La película fue exhibida poco tiempo antes de la “Crisis de los misiles”, uno de los puntos culminantes del período de la Guerra Fría, con una partitura jazzística de Les Baxter que desborda, prácticamente, cada escena, y que la sitúa en su tiempo de una forma muy extraña, pues la distancia del nuestro, al provocar una sensación de incorrección, de no corresponder, con el drama mostrado en pantalla, mismo que fuera rebasado, un par de años después, por la comedia de humor negrísimo de Stanley Kubrick, “Dr. Insólito” (aka. “Dr. Insólito o Cómo aprendí a no preocuparme y amar la bomba”, Dr.
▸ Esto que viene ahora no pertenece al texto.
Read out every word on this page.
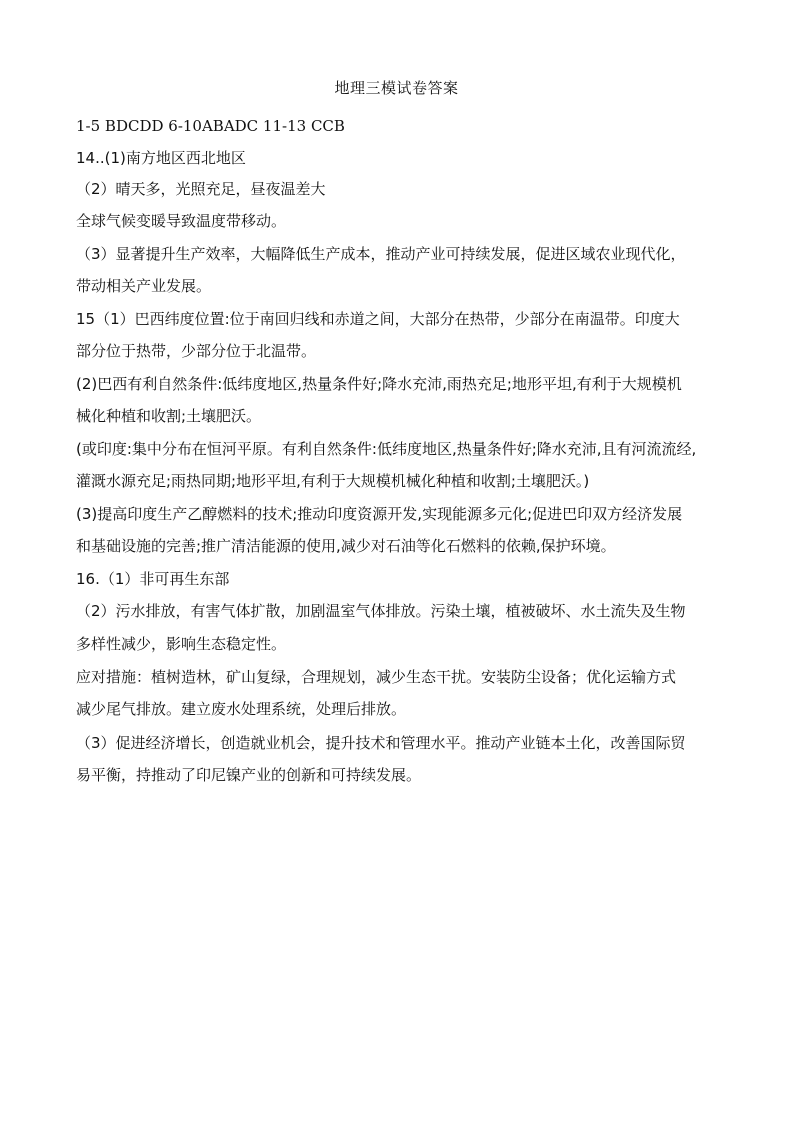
地理三模试卷答案
1-5 BDCDD 6-10ABADC 11-13 CCB
14..(1)南方地区西北地区
（2）晴天多，光照充足，昼夜温差大
全球气候变暖导致温度带移动。
（3）显著提升生产效率，大幅降低生产成本，推动产业可持续发展，促进区域农业现代化，
带动相关产业发展。
15（1）巴西纬度位置:位于南回归线和赤道之间，大部分在热带，少部分在南温带。印度大
部分位于热带，少部分位于北温带。
(2)巴西有利自然条件:低纬度地区,热量条件好;降水充沛,雨热充足;地形平坦,有利于大规模机
械化种植和收割;土壤肥沃。
(或印度:集中分布在恒河平原。有利自然条件:低纬度地区,热量条件好;降水充沛,且有河流流经,
灌溉水源充足;雨热同期;地形平坦,有利于大规模机械化种植和收割;土壤肥沃。)
(3)提高印度生产乙醇燃料的技术;推动印度资源开发,实现能源多元化;促进巴印双方经济发展
和基础设施的完善;推广清洁能源的使用,减少对石油等化石燃料的依赖,保护环境。
16.（1）非可再生东部
（2）污水排放，有害气体扩散，加剧温室气体排放。污染土壤，植被破坏、水土流失及生物
多样性减少，影响生态稳定性。
应对措施：植树造林，矿山复绿，合理规划，减少生态干扰。安装防尘设备；优化运输方式
减少尾气排放。建立废水处理系统，处理后排放。
（3）促进经济增长，创造就业机会，提升技术和管理水平。推动产业链本土化，改善国际贸
易平衡，持推动了印尼镍产业的创新和可持续发展。
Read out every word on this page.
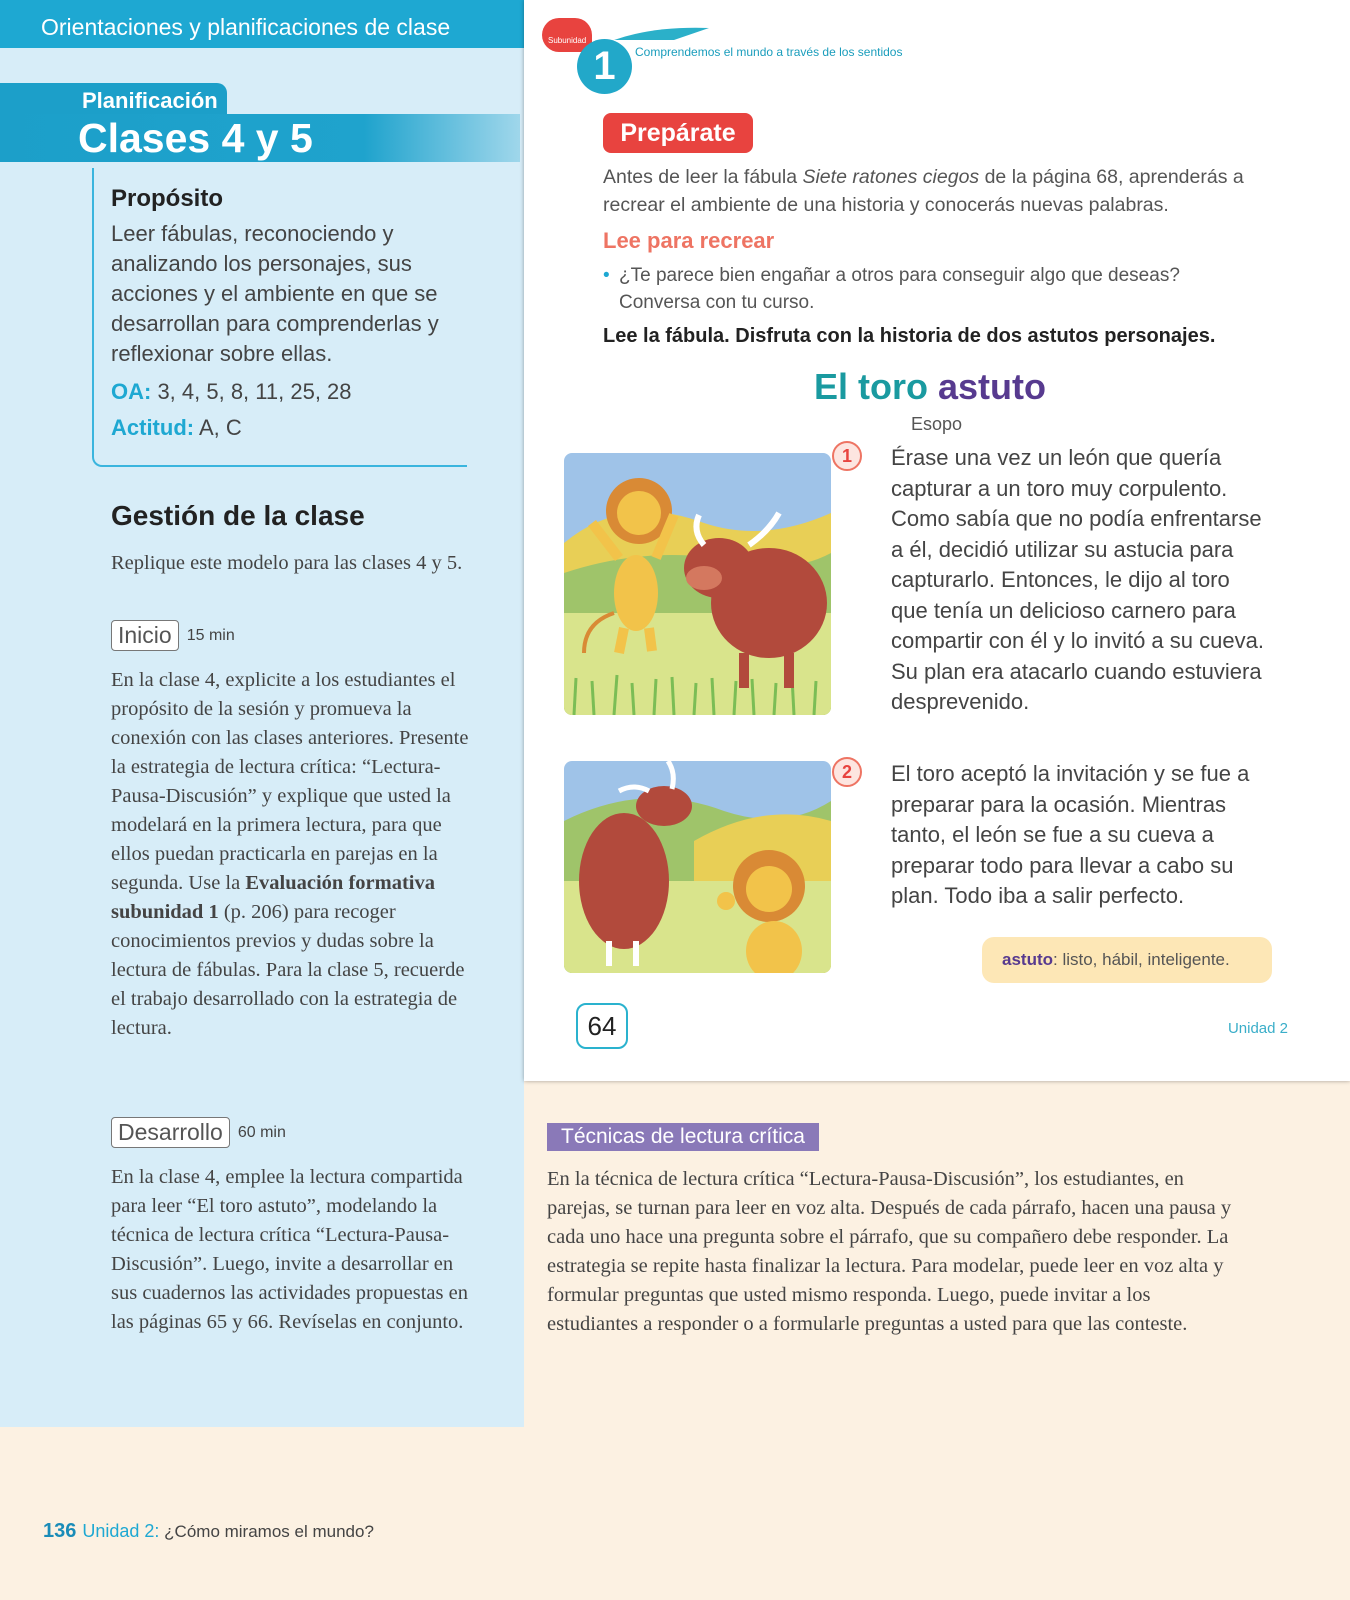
Orientaciones y planificaciones de clase
Planificación
Clases 4 y 5
Propósito
Leer fábulas, reconociendo y analizando los personajes, sus acciones y el ambiente en que se desarrollan para comprenderlas y reflexionar sobre ellas.
OA: 3, 4, 5, 8, 11, 25, 28
Actitud: A, C
Gestión de la clase
Replique este modelo para las clases 4 y 5.
Inicio 15 min
En la clase 4, explicite a los estudiantes el propósito de la sesión y promueva la conexión con las clases anteriores. Presente la estrategia de lectura crítica: “Lectura-Pausa-Discusión” y explique que usted la modelará en la primera lectura, para que ellos puedan practicarla en parejas en la segunda. Use la Evaluación formativa subunidad 1 (p. 206) para recoger conocimientos previos y dudas sobre la lectura de fábulas. Para la clase 5, recuerde el trabajo desarrollado con la estrategia de lectura.
Desarrollo 60 min
En la clase 4, emplee la lectura compartida para leer “El toro astuto”, modelando la técnica de lectura crítica “Lectura-Pausa-Discusión”. Luego, invite a desarrollar en sus cuadernos las actividades propuestas en las páginas 65 y 66. Revíselas en conjunto.
Subunidad
1	Comprendemos el mundo a través de los sentidos
Prepárate
Antes de leer la fábula Siete ratones ciegos de la página 68, aprenderás a recrear el ambiente de una historia y conocerás nuevas palabras.
Lee para recrear
• ¿Te parece bien engañar a otros para conseguir algo que deseas? Conversa con tu curso.
Lee la fábula. Disfruta con la historia de dos astutos personajes.
El toro astuto
Esopo
1	Érase una vez un león que quería capturar a un toro muy corpulento. Como sabía que no podía enfrentarse a él, decidió utilizar su astucia para capturarlo. Entonces, le dijo al toro que tenía un delicioso carnero para compartir con él y lo invitó a su cueva. Su plan era atacarlo cuando estuviera desprevenido.
2	El toro aceptó la invitación y se fue a preparar para la ocasión. Mientras tanto, el león se fue a su cueva a preparar todo para llevar a cabo su plan. Todo iba a salir perfecto.
astuto: listo, hábil, inteligente.
64	Unidad 2
Técnicas de lectura crítica
En la técnica de lectura crítica “Lectura-Pausa-Discusión”, los estudiantes, en parejas, se turnan para leer en voz alta. Después de cada párrafo, hacen una pausa y cada uno hace una pregunta sobre el párrafo, que su compañero debe responder. La estrategia se repite hasta finalizar la lectura. Para modelar, puede leer en voz alta y formular preguntas que usted mismo responda. Luego, puede invitar a los estudiantes a responder o a formularle preguntas a usted para que las conteste.
136 Unidad 2: ¿Cómo miramos el mundo?
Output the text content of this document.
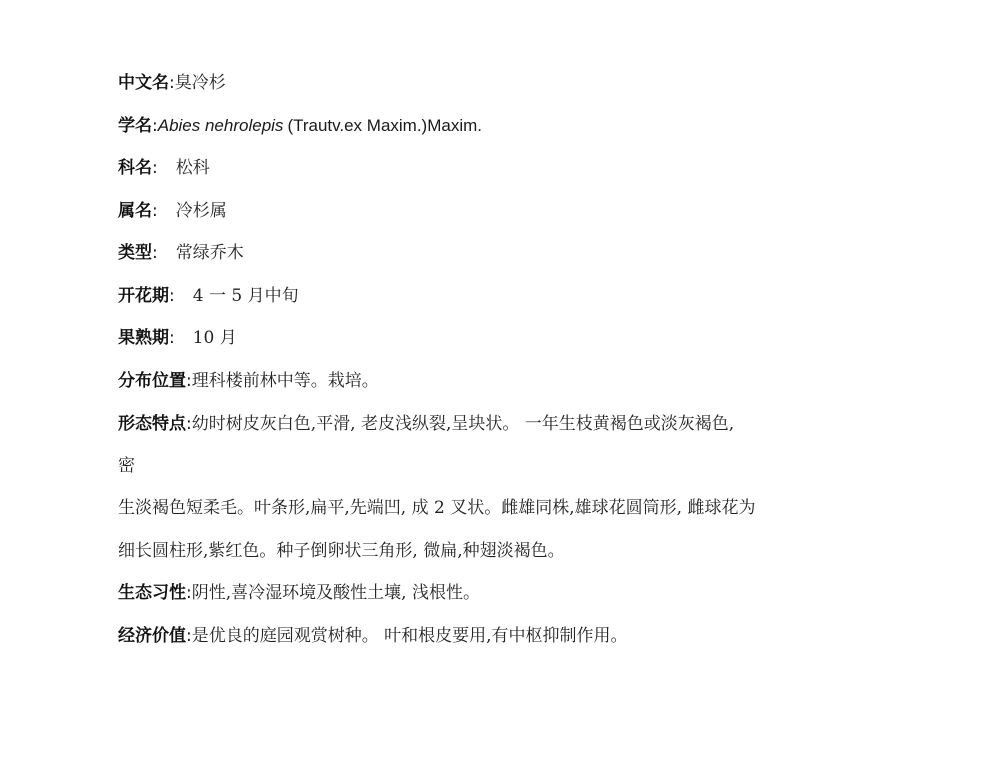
中文名:臭冷杉
学名:Abies nehrolepis (Trautv.ex Maxim.)Maxim.
科名: 松科
属名: 冷杉属
类型: 常绿乔木
开花期: 4 一 5 月中旬
果熟期: 10 月
分布位置:理科楼前林中等。栽培。
形态特点:幼时树皮灰白色,平滑, 老皮浅纵裂,呈块状。 一年生枝黄褐色或淡灰褐色,
密
生淡褐色短柔毛。叶条形,扁平,先端凹, 成 2 叉状。雌雄同株,雄球花圆筒形, 雌球花为
细长圆柱形,紫红色。种子倒卵状三角形, 微扁,种翅淡褐色。
生态习性:阴性,喜冷湿环境及酸性土壤, 浅根性。
经济价值:是优良的庭园观赏树种。 叶和根皮要用,有中枢抑制作用。
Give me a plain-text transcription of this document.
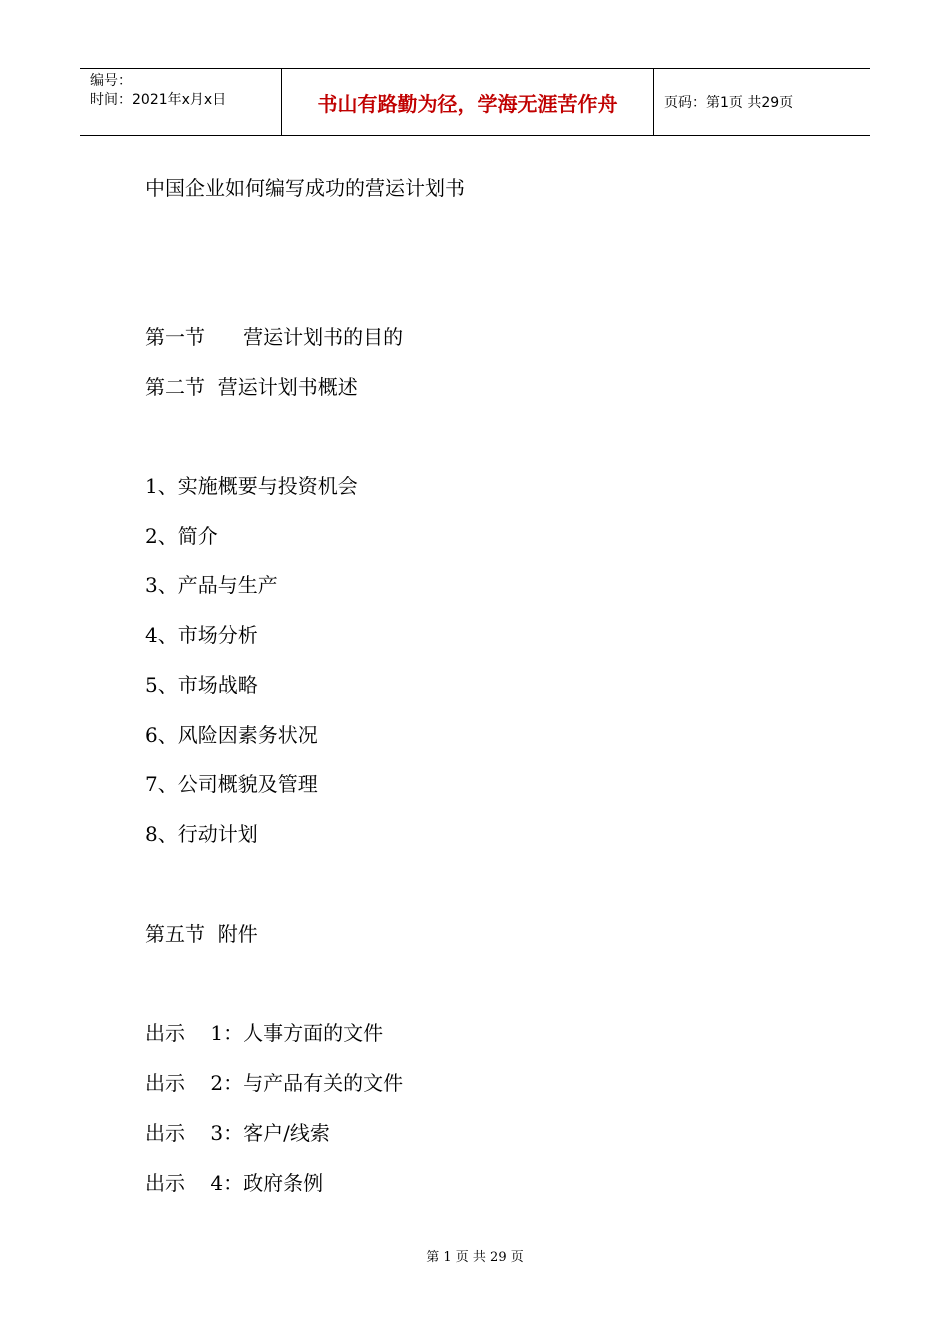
编号：
时间：2021年x月x日	书山有路勤为径，学海无涯苦作舟	页码：第1页 共29页
中国企业如何编写成功的营运计划书
第一节      营运计划书的目的
第二节  营运计划书概述
1、实施概要与投资机会
2、简介
3、产品与生产
4、市场分析
5、市场战略
6、风险因素务状况
7、公司概貌及管理
8、行动计划
第五节  附件
出示    1：人事方面的文件
出示    2：与产品有关的文件
出示    3：客户/线索
出示    4：政府条例
第 1 页 共 29 页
Strangelove or: How I Learned to Stop Worrying and Love the Bomb).  

Milland tendría vida después de “¿Habrá otro mañana?”, en papeles secundarios en varias series de televisión, como “La hora de Alfred Hitchcock” (1963), “Galería nocturna” (1971), “Columbo” (1971-72), “Ellery Queen” (1975), “Galáctica, astronave de combate” (1978), “La isla de la fantasía” (1978), “El crucero del amor” (1979) y “Los ángeles de Charlie” (1980), pasando por las manos del diestro Roger Corman, amo y señor de la Serie B, en el papel protagónico de “X, el hombre con ojos de rayos de X” (1963), un papel en el clásico setentero “Historia de amor” de Arthur Hiller (Love Story, 1970), o el co-protagónico en vergonzosas producciones como “The Thing with Two Heads” (1972), pero “¿Habrá otro mañana?” destaca no sólo como una cinta que retrata bien una época y una atmósfera, sino un estado mental de los Estados Unidos, cuya sensación de paranoia impregnó y se diseminó por el mundo.